Il rispetto dei patti innanzitutto. Sì perché dal 2013, saldare una fattura in ritardo costerà caro. La puntualità nei pagamenti delle transazioni commerciali sarà, infatti, richiesta, pena la maturazione automatica degli interessi di mora. E questo a partire dal primo gennaio dell’anno in corso.
La norma mira a raggiungere due obiettivi. Da un lato garantire maggiore redditività e competitività alle imprese, dall’altro tentare di risolvere il problema, fortemente sentito da quanti operano con il settore pubblico, del cronico ritardo nei pagamenti da parte dello Stato.

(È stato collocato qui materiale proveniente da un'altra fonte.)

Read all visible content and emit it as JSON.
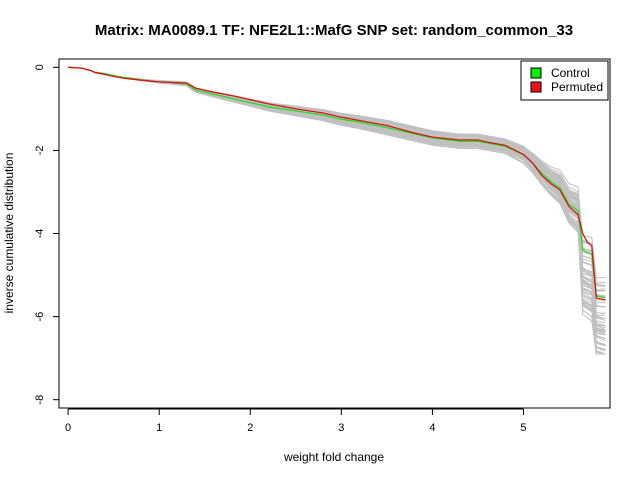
{
  "chart_data": {
    "type": "line",
    "title": "Matrix: MA0089.1 TF: NFE2L1::MafG SNP set: random_common_33",
    "xlabel": "weight fold change",
    "ylabel": "inverse cumulative distribution",
    "xlim": [
      -0.1,
      5.95
    ],
    "ylim": [
      -8.2,
      0.2
    ],
    "x_ticks": [
      0,
      1,
      2,
      3,
      4,
      5
    ],
    "x_tick_labels": [
      "0",
      "1",
      "2",
      "3",
      "4",
      "5"
    ],
    "y_ticks": [
      0,
      -2,
      -4,
      -6,
      -8
    ],
    "y_tick_labels": [
      "0",
      "-2",
      "-4",
      "-6",
      "-8"
    ],
    "grid": false,
    "legend_position": "top-right",
    "legend": [
      {
        "label": "Control",
        "color": "#00ee00"
      },
      {
        "label": "Permuted",
        "color": "#ee1111"
      }
    ],
    "colors": {
      "background_series": "#c0c0c0",
      "control": "#22dd22",
      "permuted": "#dd1111"
    },
    "background_series_count": 60,
    "series": [
      {
        "name": "Control",
        "x": [
          0.0,
          0.15,
          0.25,
          0.3,
          0.4,
          0.5,
          0.6,
          0.8,
          1.0,
          1.2,
          1.3,
          1.4,
          1.6,
          1.8,
          2.0,
          2.2,
          2.5,
          2.8,
          3.0,
          3.2,
          3.5,
          3.8,
          4.0,
          4.3,
          4.5,
          4.6,
          4.8,
          5.0,
          5.1,
          5.2,
          5.3,
          5.4,
          5.5,
          5.6,
          5.65,
          5.7,
          5.75,
          5.8,
          5.9
        ],
        "y": [
          0.0,
          -0.02,
          -0.08,
          -0.12,
          -0.15,
          -0.2,
          -0.24,
          -0.3,
          -0.35,
          -0.38,
          -0.4,
          -0.55,
          -0.65,
          -0.75,
          -0.85,
          -0.95,
          -1.05,
          -1.15,
          -1.25,
          -1.32,
          -1.45,
          -1.6,
          -1.7,
          -1.78,
          -1.78,
          -1.82,
          -1.9,
          -2.1,
          -2.3,
          -2.55,
          -2.75,
          -2.9,
          -3.3,
          -3.45,
          -4.4,
          -4.45,
          -4.5,
          -5.5,
          -5.55
        ]
      },
      {
        "name": "Permuted",
        "x": [
          0.0,
          0.15,
          0.25,
          0.3,
          0.4,
          0.5,
          0.6,
          0.8,
          1.0,
          1.2,
          1.3,
          1.4,
          1.6,
          1.8,
          2.0,
          2.2,
          2.5,
          2.8,
          3.0,
          3.2,
          3.5,
          3.8,
          4.0,
          4.3,
          4.5,
          4.6,
          4.8,
          5.0,
          5.1,
          5.2,
          5.3,
          5.4,
          5.5,
          5.6,
          5.65,
          5.7,
          5.75,
          5.8,
          5.9
        ],
        "y": [
          0.0,
          -0.02,
          -0.08,
          -0.13,
          -0.17,
          -0.22,
          -0.26,
          -0.31,
          -0.35,
          -0.37,
          -0.38,
          -0.5,
          -0.6,
          -0.68,
          -0.78,
          -0.88,
          -1.0,
          -1.1,
          -1.2,
          -1.28,
          -1.4,
          -1.58,
          -1.68,
          -1.75,
          -1.75,
          -1.8,
          -1.88,
          -2.1,
          -2.3,
          -2.6,
          -2.8,
          -2.95,
          -3.35,
          -3.55,
          -4.0,
          -4.2,
          -4.3,
          -5.55,
          -5.6
        ]
      }
    ]
  }
}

In particolare, il termine massimo previsto dal decreto per saldare il sospeso viene fissato, per tutti i soggetti, in 30 giorni dal ricevimento della fattura o, qualora la data di ricezione del documento da parte del debitore sia anteriore all’adempimento della relativa prestazione, dal giorno di ricevimento delle merci o della prestazione dei servizi. Il limite è elevabile a 60 giorni nelle operazioni commerciali in cui il debitore risulta essere una pubblica amministrazione, questo, però, previo accordo scritto dalle parti, possibile solo quando ciò sia giustificato dalla natura e dall’oggetto del contratto, nonché dalle circostanze esistenti al momento della sua conclusione.
Il limite temporale di 60 giorni diventa invece automatico nei rapporti fra fornitori e aziende pubbliche sanitarie.
Non occorre tralasciare, infine, l’aspetto formale dei contratti, le cui clausole dovranno essere modificate per essere in linea con la nuova, più rigida, disciplina.